Hemos leído un artículo muy interesante sobre el verdadero significado de hacer periodismo y cada uno de nosotros ha elaborado un comentario crítico, en relación con él. Os adjuntamos aquí el enlace del artículo en cuestión, para que podáis echarle un vistazo si queréis:

http://www.infolibre.es/noticias/opinion/2015/10/28/periodismo_publicar_que_alguien_quiere_que_publiques_39941_1023.html

Para que os resulte más sencillo, os dejamos un listado en el que solo tenéis que hacer click sobre nuestro nombre para acceder a nuestro comentario personal.

¡Esperamos vuestros comentarios!

En búsqueda de Roma, por Adrián De Matos

Decir que el periodismo tiene más frentes abiertos que un capítulo de “Perdidos” no es ninguna exageración. Que el título de la serie le va que ni pintado, tampoco.

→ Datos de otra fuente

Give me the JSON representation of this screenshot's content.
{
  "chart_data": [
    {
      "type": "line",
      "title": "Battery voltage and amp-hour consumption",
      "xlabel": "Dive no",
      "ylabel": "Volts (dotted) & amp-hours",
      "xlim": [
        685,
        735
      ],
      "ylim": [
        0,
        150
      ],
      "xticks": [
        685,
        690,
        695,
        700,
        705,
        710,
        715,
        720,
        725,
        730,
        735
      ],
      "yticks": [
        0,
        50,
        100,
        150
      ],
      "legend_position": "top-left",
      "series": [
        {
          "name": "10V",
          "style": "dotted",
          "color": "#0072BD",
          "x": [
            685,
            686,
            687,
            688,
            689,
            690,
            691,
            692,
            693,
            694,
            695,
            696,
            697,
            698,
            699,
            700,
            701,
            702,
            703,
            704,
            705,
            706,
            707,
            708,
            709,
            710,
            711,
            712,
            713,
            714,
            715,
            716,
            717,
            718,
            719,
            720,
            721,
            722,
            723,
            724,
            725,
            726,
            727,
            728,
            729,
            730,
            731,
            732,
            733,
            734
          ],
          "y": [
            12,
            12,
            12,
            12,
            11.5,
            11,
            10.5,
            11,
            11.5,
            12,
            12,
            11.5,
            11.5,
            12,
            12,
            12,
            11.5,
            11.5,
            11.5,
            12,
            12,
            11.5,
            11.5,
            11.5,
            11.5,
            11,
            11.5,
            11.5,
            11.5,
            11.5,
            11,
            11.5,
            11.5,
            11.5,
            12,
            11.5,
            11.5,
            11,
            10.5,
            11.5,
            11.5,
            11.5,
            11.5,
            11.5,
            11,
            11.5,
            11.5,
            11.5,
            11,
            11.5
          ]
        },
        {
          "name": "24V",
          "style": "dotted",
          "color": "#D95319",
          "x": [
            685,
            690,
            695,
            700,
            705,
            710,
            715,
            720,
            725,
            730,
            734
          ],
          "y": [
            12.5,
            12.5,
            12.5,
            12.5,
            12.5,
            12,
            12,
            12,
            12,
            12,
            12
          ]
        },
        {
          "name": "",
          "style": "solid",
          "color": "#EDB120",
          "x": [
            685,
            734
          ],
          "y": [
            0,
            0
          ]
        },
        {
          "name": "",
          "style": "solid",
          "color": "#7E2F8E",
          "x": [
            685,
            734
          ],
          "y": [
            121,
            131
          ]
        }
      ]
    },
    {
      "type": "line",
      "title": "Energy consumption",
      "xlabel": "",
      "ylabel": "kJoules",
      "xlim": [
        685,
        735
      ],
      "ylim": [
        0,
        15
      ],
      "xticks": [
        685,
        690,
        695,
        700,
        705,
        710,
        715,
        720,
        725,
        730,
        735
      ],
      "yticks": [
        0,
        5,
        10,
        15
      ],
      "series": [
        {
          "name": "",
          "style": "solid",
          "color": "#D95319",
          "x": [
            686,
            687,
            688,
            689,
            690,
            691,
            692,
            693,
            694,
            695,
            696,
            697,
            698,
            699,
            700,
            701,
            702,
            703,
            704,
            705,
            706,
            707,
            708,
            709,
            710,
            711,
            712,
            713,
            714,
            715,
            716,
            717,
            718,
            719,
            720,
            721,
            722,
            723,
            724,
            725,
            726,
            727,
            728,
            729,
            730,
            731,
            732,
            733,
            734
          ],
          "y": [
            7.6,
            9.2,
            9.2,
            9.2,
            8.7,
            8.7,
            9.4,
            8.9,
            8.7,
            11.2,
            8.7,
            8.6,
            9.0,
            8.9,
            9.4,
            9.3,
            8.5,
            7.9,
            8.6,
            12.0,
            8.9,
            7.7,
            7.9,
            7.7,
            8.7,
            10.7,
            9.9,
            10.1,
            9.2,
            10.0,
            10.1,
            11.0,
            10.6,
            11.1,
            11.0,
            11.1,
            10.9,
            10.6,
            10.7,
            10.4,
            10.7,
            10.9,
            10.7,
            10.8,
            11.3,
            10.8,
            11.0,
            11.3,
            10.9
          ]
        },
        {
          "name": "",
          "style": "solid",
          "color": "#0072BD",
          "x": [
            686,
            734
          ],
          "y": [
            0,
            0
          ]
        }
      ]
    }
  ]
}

Que si cuarto poder, que si prostíbulo de información, que si amante de unos o ex pareja rencorosa de otros… Ya solo nos falta el humo negro –que no humo a secas, que de ese sí que hay-. Me encanta “Perdidos”, por cierto.

Corren tiempos extraños para el periodismo. Uno no sabe cómo definir su papel, ni qué es exactamente ahora mismo; ni siquiera si la importancia que se le otorga, para bien o para mal, no es hoy más que un affair entre el narcicismo de sus trabajadores y los ventrílocuos que los han contratado como asesores de imagen. O que ni los han contratado, que no sé si es mejor o peor. La cuestión es que le falta una identidad, ¿no?

¿Qué entender por identidad? Aclarar, para empezar, que no se trata de ir todos a una y dibujar la solución en una línea recta que nos lleve desde el punto A al punto B. No, no se trata eso. En el periodismo, como en todo, debe haber curvas. Que la vida con solo líneas rectas sería muy aburrida, hombre. Tienen que existir las curvas, los desvíos; uno debe de poder salirse de la trazada, arañarse la piel y decidir si le compensa volver. No fiarse de la ortodoxia. Eso no es malo. No es un impedimento para alcanzar la identidad colectiva. Todo lo contrario: es un flujo de información que se retroalimenta porque llega a mil sitios distintos desde mil sitios distintos. ¿Se me entiende? ¿No? Bueno, utilicemos un símil futbolístico –también me encanta el fútbol-: el Barça de Pep Guardiola.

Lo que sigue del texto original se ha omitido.